Alors que les émissaires américains multiplient les visites à Bamako, Ouagadougou et Niamey pour relancer le partenariat, Washington impose dans le même temps cautions exorbitantes et suspensions consulaires aux ressortissants maliens, burkinabè et nigériens.
Les États-Unis multiplient les visites diplomatiques de haut niveau au Mali, au Burkina Faso et au Niger tout en durcissant simultanément leurs politiques consulaires à l’encontre des ressortissants de ces trois pays sahéliens, illustrant une approche contradictoire entre ouverture politique et restrictions migratoires.
Washington a annoncé l’instauration d’une caution remboursable pouvant atteindre 15 000 dollars pour les demandeurs maliens de visas touristiques et d’affaires, à compter du 23 octobre. Cette mesure s’ajoute aux 185 dollars de frais standard et à un nouveau prélèvement de 250 dollars (Visa Integrity Fee) effectif dès le 1er octobre 2025.
En même temps, l’ambassade américaine au Burkina Faso a suspendu mercredi la délivrance de la quasi-totalité des visas à Ouagadougou, obligeant les demandeurs à se rendre à Lomé. Seuls les visas diplomatiques et officiels restent traités sur place. Ouagadougou a immédiatement appliqué la réciprocité et rejeté une proposition américaine de rapatriement de migrants irréguliers.
« Le Burkina restera une terre de dignité et non une terre de déportation », a déclaré le ministre des Affaires étrangères Jean Marie Traoré.
Au Niger, Washington avait déjà suspendu en juillet tous les services de délivrance de visas à Niamey « jusqu’à nouvel ordre », invoquant des « préoccupations » non résolues avec le gouvernement nigérien.
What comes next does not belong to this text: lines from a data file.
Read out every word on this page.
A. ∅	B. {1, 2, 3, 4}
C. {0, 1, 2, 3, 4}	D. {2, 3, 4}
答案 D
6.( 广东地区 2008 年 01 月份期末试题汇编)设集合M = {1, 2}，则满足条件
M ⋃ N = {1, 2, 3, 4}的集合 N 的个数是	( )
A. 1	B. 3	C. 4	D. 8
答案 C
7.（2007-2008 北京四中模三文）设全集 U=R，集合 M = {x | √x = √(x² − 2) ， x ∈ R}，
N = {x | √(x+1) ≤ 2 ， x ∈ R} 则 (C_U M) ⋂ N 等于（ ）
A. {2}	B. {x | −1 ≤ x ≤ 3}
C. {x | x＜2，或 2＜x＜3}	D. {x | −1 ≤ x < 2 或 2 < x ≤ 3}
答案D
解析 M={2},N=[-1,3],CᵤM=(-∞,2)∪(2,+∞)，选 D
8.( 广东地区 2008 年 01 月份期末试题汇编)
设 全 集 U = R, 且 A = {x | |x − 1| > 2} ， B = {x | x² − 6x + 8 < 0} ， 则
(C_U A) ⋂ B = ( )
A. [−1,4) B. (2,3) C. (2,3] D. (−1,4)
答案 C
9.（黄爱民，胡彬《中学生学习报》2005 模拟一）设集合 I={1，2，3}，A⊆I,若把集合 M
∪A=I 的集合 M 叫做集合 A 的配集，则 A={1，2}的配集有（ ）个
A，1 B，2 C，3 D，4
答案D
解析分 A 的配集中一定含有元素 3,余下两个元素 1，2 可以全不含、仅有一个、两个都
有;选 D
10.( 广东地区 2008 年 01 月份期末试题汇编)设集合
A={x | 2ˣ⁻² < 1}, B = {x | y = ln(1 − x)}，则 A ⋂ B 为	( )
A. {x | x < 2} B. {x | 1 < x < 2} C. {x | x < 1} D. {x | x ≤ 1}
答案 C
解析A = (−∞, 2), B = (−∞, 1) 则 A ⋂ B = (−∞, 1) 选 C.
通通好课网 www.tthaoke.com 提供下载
Niamey a riposté le 28 août en suspendant la délivrance de visas aux citoyens américains à Washington, les redirigeant vers ses missions diplomatiques hors des États-Unis.
Ces mesures restrictives contrastent avec l’intense activité diplomatique américaine dans la région. Du 8 au 10 juillet, Rudolph Atallah, directeur adjoint à la lutte antiterrorisme à la Maison Blanche, était à Bamako pour discuter d’une « coopération rénovée » portant notamment sur l’intégration de la Confédération des États du Sahel (AES) dans la stratégie antiterroriste.
Quelques semaines auparavant, le sous-secrétaire d’État pour l’Afrique de l’Ouest Will Stevens avait transmis à Ouagadougou un « message du président Donald Trump » sur une coopération « respectueuse de la souveraineté ». Le général Michael Langley, alors commandant d’AFRICOM, a reconnu à Nairobi la recrudescence des attaques au Sahel depuis le retrait américain du Niger en 2024.
Fin avril, le Premier ministre nigérien Ali Mahamane Lamine Zeine a été reçu à Washington pour discuter de la relance des relations bilatérales, après la dénonciation des accords de défense.
Ces initiatives interviennent alors que le Mali, le Burkina Faso et le Niger ont rompu avec la France, accusée d’ingérence, et se sont retirés de la Cédéao. Les trois pays ont parallèlement resserré leurs liens avec Moscou, qui fournit désormais un appui logistique et des instructeurs militaires.
Cette dualité de la politique américaine – discours de partenariat d’une part, mesures consulaires restrictives d’autre part – est perçue dans la région comme un signal de méfiance persistante, compliquant les efforts de Washington pour maintenir son influence dans un Sahel où la diplomatie occidentale perd du terrain.